In early June, a few of my friends and I travelled down to Montgomery, AL for our friend’s wedding. The wedding was beautiful, Montgomery was amazing, and the food was delicious all around. The wedding was on Saturday, so everyone in our friend group booked tickets home for Sunday, except for me and one other friend. Because virtually everyone we knew in Montgomery was suddenly gone, we found ourselves asking the question, “What’s there to do on Sundays in Montgomery?” Apparently, the answer is “an epic quest to discover a restaurant that’s not closed.”
After finding almost everything closed down, my friend and I found a hole-in-the-wall bar which was anything but. The beautifully-decorated inside was matched by the drink offerings. Trappist beer on tap, a wonderful selection of Scotch, and Tabitha, the bartender, who could whip up a cocktail in her sleep. Because it was a Sunday night and we were in Montgomery, my friend and I were the majority of her clientele and she was clearly bored, so we talked for a while about Game of Thrones, the particularities of life in Alabama, and finally, about religion.
At this point, Tabitha shared how she had been born to an Independent Fundamentalist King-James-Only Baptist family. She told us about her strict upbringing, the various times she was strictly punished for menial things, and the first time she took a sip of alcohol—long after she had stopped any association with her parents’ church—and how afraid she was that God would strike her down where she stood. I sheepishly tried to console her by saying that God calls wine His gift to gladden the heart of man (Ps. 104:15) and for once my own inadequacy was immediately apparent.

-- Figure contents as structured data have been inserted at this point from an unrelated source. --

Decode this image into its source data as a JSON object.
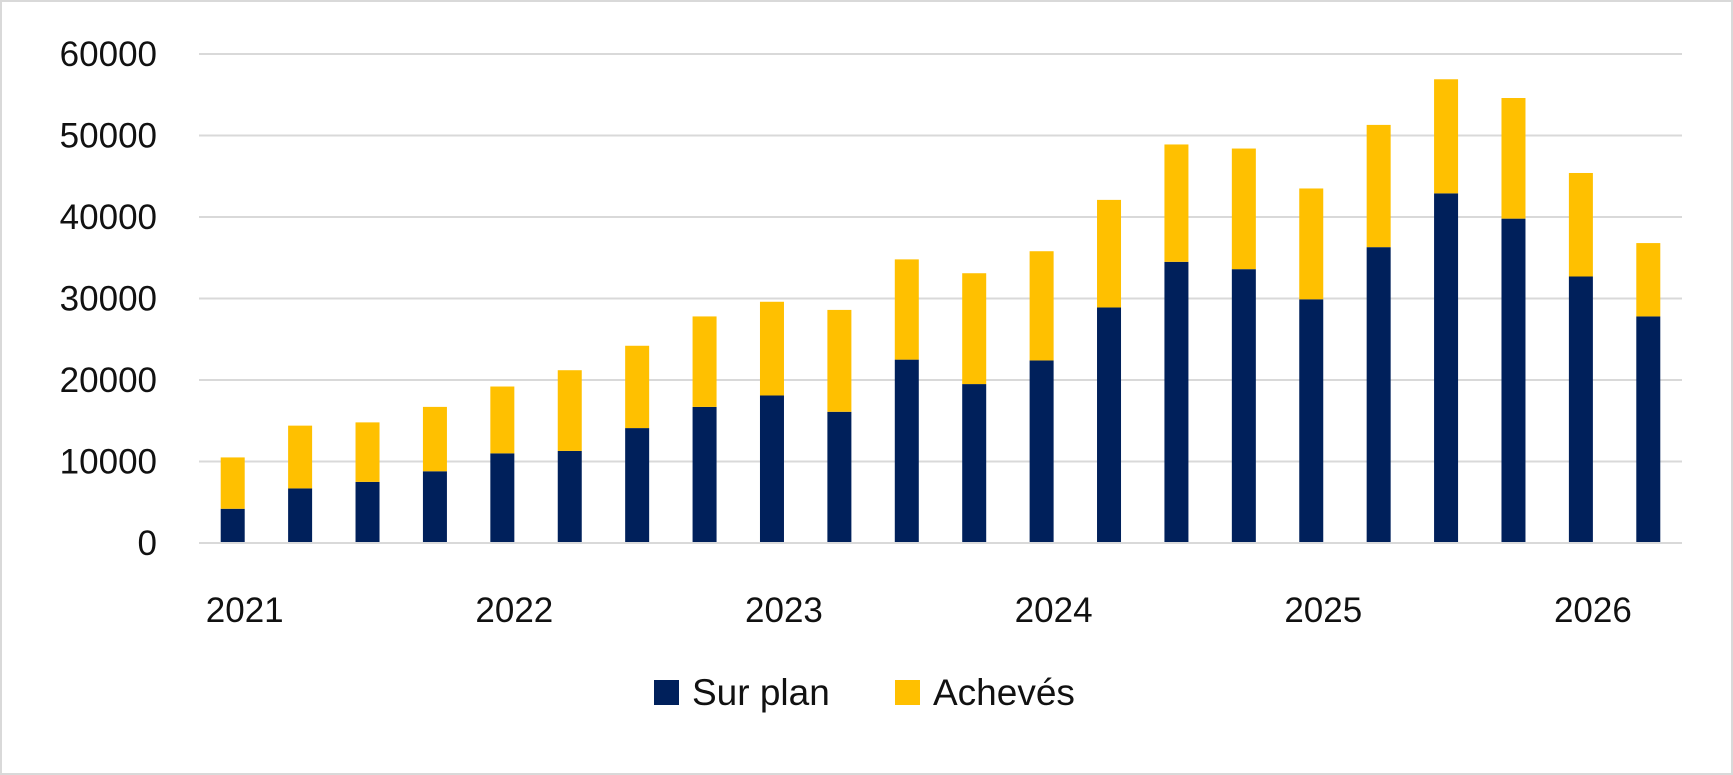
{
  "chart_data": {
    "type": "bar",
    "stacked": true,
    "categories": [
      "2021-Q1",
      "2021-Q2",
      "2021-Q3",
      "2021-Q4",
      "2022-Q1",
      "2022-Q2",
      "2022-Q3",
      "2022-Q4",
      "2023-Q1",
      "2023-Q2",
      "2023-Q3",
      "2023-Q4",
      "2024-Q1",
      "2024-Q2",
      "2024-Q3",
      "2024-Q4",
      "2025-Q1",
      "2025-Q2",
      "2025-Q3",
      "2025-Q4",
      "2026-Q1",
      "2026-Q2"
    ],
    "x_tick_labels": [
      "2021",
      "2022",
      "2023",
      "2024",
      "2025",
      "2026"
    ],
    "series": [
      {
        "name": "Sur plan",
        "color": "#00205b",
        "values": [
          4200,
          6700,
          7500,
          8800,
          11000,
          11300,
          14100,
          16700,
          18100,
          16100,
          22500,
          19500,
          22400,
          28900,
          34500,
          33600,
          29900,
          36300,
          42900,
          39800,
          32700,
          27800
        ]
      },
      {
        "name": "Achevés",
        "color": "#ffc000",
        "values": [
          6300,
          7700,
          7300,
          7900,
          8200,
          9900,
          10100,
          11100,
          11500,
          12500,
          12300,
          13600,
          13400,
          13200,
          14400,
          14800,
          13600,
          15000,
          14000,
          14800,
          12700,
          9000
        ]
      }
    ],
    "ylim": [
      0,
      60000
    ],
    "y_ticks": [
      0,
      10000,
      20000,
      30000,
      40000,
      50000,
      60000
    ],
    "grid": true,
    "legend_position": "bottom",
    "title": "",
    "xlabel": "",
    "ylabel": ""
  }
}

It made me think of my own upbringing, in a fairly strict household in a strict society. Although my parents and I had plenty of disagreements as I grew up, I was always able to see that even when I thought I knew better, my parents were trying to teach me as best they could. In addition, they never tried to shove the Bible down my throat. Even “because I say so!” is better than “because the Bible says so!” especially when that’s not the case.
Growing up in the zealous Albanian Orthodox Church in the early 90’s was not an experience that everyone enjoyed, but I noticed that even when I was critiqued by people outside my immediate family, underneath the sternness was a deep joy. More importantly, I saw the whole community come together in the Liturgy, in a manner which transcended a mere gathering of people with the same interest. Being an altar server since I was about five, I remember well the Eucharistic prayers which ask God to unite everyone through the power of Christ’s Body and Blood. And that, I think, was the reason why I never felt the necessity to rebel. Rebellion against my family and my community would make about as much sense as a rebellion of my hand against my foot.
Whenever I am talking to someone about some teaching of the faith with which they struggle, I find it fruitless to explain to them the benefits of following that commandment for their own life. Rather, it is often more profitable to consider why God reveals at all. He has revealed Himself to us not out of gain, but because He loves us. He has not merely declared that He loves us, He became incarnate and lived among us and endured death for our salvation, even death on the cross.
It is, therefore, in this way that “God demonstrates His own love toward us, in that while we were yet sinners, Christ died for us” (Rom. 5:8). Moreover, He has given us concrete physical signs by which He is made truly present among us, according to His promise. When the Bible is removed from the sacramental life of the Church and God’s great love for us is deemphasized, we run the grave danger of seeing the Bible as God’s divinely-inspired rulebook, and loving a rulebook is no easy feat. It is much easier, instead, to obey the Living and Breathing God who speaks to me and you in the pages of the love letter which He has dedicated to you and I. For that God, to sacrifice all things is easy.